On June 27, 2017, a global ransomware attack affected computers in the U.S., Europe, India, Russia, and the Ukraine, similar to a computer virus known as Petya or Petrwrap, but more intense than the May cyberattack that impacted 150 nations with the ransomware WannaCry. Bill Wright, senior policy counsel for the cybersecurity firm Symantec, explains that “[o]nce you unleash something that propagates in this manner it is impossible to control.” And companies could not control the attack as DLA Piper lawyers showed up to work early Tuesday only to see a sign stating: “All network services are down, do not turn on your computers! No exceptions.”

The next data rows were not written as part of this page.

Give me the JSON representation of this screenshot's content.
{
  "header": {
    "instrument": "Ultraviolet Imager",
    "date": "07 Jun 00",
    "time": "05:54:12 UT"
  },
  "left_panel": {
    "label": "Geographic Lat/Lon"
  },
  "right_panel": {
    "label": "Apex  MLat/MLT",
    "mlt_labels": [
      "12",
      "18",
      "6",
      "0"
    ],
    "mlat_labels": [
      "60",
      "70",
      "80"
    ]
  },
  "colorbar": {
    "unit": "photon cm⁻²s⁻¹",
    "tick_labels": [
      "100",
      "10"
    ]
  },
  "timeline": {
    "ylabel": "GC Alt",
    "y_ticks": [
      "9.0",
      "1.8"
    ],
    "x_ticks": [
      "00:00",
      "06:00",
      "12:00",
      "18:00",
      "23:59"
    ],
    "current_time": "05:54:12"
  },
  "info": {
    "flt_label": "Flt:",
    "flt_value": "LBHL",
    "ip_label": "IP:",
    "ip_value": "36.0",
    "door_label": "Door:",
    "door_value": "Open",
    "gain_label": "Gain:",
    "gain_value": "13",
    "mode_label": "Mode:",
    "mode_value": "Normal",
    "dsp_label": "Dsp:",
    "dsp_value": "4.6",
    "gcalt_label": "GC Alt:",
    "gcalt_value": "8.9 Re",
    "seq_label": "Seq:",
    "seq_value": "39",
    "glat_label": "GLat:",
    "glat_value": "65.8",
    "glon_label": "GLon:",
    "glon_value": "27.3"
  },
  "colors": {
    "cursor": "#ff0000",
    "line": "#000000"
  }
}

The hackers used methods stolen from the National Security Agency and targeted major companies, law firms, financial institutions, and hospitals. Including: the pharmaceutical firm Merck & Co., Russia’s leading oil producer Rosneft, Britain’s WPP (the largest advertising agency), Deutsche Post’s Ukraine division, law firm DLA Piper, the Russian central bank, multiple Ukrainian banks, and hospital chain Heritage Valley Health System. The hackers encrypted some of the world’s most sensitive information and demanded a payment of $300 in Bitcoin (roughly $777,700 USD) as consideration for the decryption code. According to the American Lawyer and blockchain records, 27 organizations have paid the ransom. Perhaps if these companies kept their information secure using blockchain technology, they would not have run into this problem in the first place since there is no centralized source with blockchain, making it virtually impossible to hack.

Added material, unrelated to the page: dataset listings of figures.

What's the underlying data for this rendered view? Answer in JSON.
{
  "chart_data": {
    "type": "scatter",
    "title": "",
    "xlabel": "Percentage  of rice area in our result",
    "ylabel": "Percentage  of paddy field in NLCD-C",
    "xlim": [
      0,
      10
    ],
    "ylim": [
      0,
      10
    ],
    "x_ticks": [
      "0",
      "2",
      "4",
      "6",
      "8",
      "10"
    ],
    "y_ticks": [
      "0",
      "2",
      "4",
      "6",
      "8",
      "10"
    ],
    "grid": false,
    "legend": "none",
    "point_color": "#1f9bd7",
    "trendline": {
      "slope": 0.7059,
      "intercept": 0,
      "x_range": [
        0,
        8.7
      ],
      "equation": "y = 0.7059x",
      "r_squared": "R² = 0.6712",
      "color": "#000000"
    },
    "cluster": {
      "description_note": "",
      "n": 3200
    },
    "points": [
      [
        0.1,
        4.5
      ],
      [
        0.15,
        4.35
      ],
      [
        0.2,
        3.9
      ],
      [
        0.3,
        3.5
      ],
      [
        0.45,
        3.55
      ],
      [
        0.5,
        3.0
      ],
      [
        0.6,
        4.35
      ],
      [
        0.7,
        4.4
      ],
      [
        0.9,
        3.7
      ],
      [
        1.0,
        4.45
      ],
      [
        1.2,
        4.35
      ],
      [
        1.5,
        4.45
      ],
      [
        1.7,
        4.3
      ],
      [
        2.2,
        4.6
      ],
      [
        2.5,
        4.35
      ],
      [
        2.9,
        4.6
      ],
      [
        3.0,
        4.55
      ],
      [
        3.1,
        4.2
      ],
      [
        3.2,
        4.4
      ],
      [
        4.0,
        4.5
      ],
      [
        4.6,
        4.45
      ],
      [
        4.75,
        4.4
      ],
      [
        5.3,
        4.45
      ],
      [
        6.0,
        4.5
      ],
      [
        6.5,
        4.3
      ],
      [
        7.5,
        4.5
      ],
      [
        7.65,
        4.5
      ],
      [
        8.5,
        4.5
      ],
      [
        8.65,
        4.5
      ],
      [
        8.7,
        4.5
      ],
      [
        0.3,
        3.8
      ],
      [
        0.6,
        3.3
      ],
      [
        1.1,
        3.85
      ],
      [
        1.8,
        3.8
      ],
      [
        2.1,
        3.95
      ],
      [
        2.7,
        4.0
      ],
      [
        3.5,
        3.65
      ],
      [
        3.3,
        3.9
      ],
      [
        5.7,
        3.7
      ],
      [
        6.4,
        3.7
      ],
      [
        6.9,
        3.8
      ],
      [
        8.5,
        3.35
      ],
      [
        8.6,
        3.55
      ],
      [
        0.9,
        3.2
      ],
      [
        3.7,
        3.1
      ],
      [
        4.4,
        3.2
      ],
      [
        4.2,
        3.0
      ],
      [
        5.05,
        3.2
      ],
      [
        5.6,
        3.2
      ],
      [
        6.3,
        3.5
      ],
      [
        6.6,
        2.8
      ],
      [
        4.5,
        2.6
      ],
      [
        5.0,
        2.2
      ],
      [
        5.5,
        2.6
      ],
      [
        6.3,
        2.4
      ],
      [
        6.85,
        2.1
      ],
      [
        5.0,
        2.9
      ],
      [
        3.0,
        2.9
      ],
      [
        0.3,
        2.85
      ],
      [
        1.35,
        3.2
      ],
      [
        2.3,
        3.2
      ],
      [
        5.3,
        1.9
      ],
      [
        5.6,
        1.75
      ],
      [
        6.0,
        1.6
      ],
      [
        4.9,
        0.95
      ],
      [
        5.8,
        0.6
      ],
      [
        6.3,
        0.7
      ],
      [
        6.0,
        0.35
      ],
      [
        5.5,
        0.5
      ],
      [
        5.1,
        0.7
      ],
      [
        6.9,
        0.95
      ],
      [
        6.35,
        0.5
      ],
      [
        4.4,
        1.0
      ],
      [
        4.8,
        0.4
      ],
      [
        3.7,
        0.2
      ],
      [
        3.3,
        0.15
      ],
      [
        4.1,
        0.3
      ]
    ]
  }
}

Between this week’s global malware outbreak, the attacks on Weil Gotshal & Manges and Cravath, Swaine & Moore last March, and the leak of the “Panama Papers” from Mossack Fonesca, law firms more than ever have an incentive to adapt their measures, technology and policies to safeguard client information. How can firms protect themselves for a major breach of security? Establish and maintain an enterprise security system to protect all electronic documents and conduct and document regular risk assessments. Installing and implementing thorough and precise cybersecurity measures, technology, and policies is essential. These practices will mitigate malware risks, provide procedures on how to locate and eliminate the virus, and attract future clients. These policies however need to be monitored not just by IT, but by the attorneys and support staff. In case of a cybersecurity attack, it is helpful to have an off-site back-up server that is frequently maintained to re-install any lost information. Firms should have cybersecurity insurance to cover the ransom, forensic investigator contracts, and legal expenses related to the malware attack.
Furthermore, law firms should also have in place malpractice insurance policies that protect against cybersecurity liability in case privileged or otherwise confidential client information is released due to the malware. Attorneys can be held liable under professional negligence such as in the case Millard v. Doran No. 153262/2016, where a real-estate attorney who used AOL email for her legal practice was liable for professional negligence for not implementing any cybersecurity protection measures and for using a server that was “notoriously vulnerable” to hackers.
Law firms with clients in the financial or health sector are subjected to further cybersecurity regulations. Pursuant to 23 NY CRR 500.03 and 500.01(n), (d), (g) and 500.11(b), the New York Department of Financial Services requires financial institutions to comply with cybersecurity regulations, which includes assessing their law firms’ (who fall within the ambit of Third Party Service Providers) cybersecurity measures and ensure law firms do not misuse nonpublic information. FINRA regulates broker-dealer firms in regards to cybersecurity as well. However, these regulations transfer to broker-dealer’s law firms if the firm is negligent in monitoring the client’s security practices. In regards to any client matters relating to health, data protection is covered in the HIPAA Data Security Regulations and the HIPAA Privacy Regulations. Law firms here fall within the ambit of “business associates” and are directly liable under HIPAA for any data breaches.
For firms that are located in both the U.S. and EU, it is imperative to understand the different regulations in each jurisdiction. The European Union has implemented the Data Protection Regulation for all Member States, which will be in effect on May 25, 2018. This Regulation requires law firms to notify clients in the event of a data breach.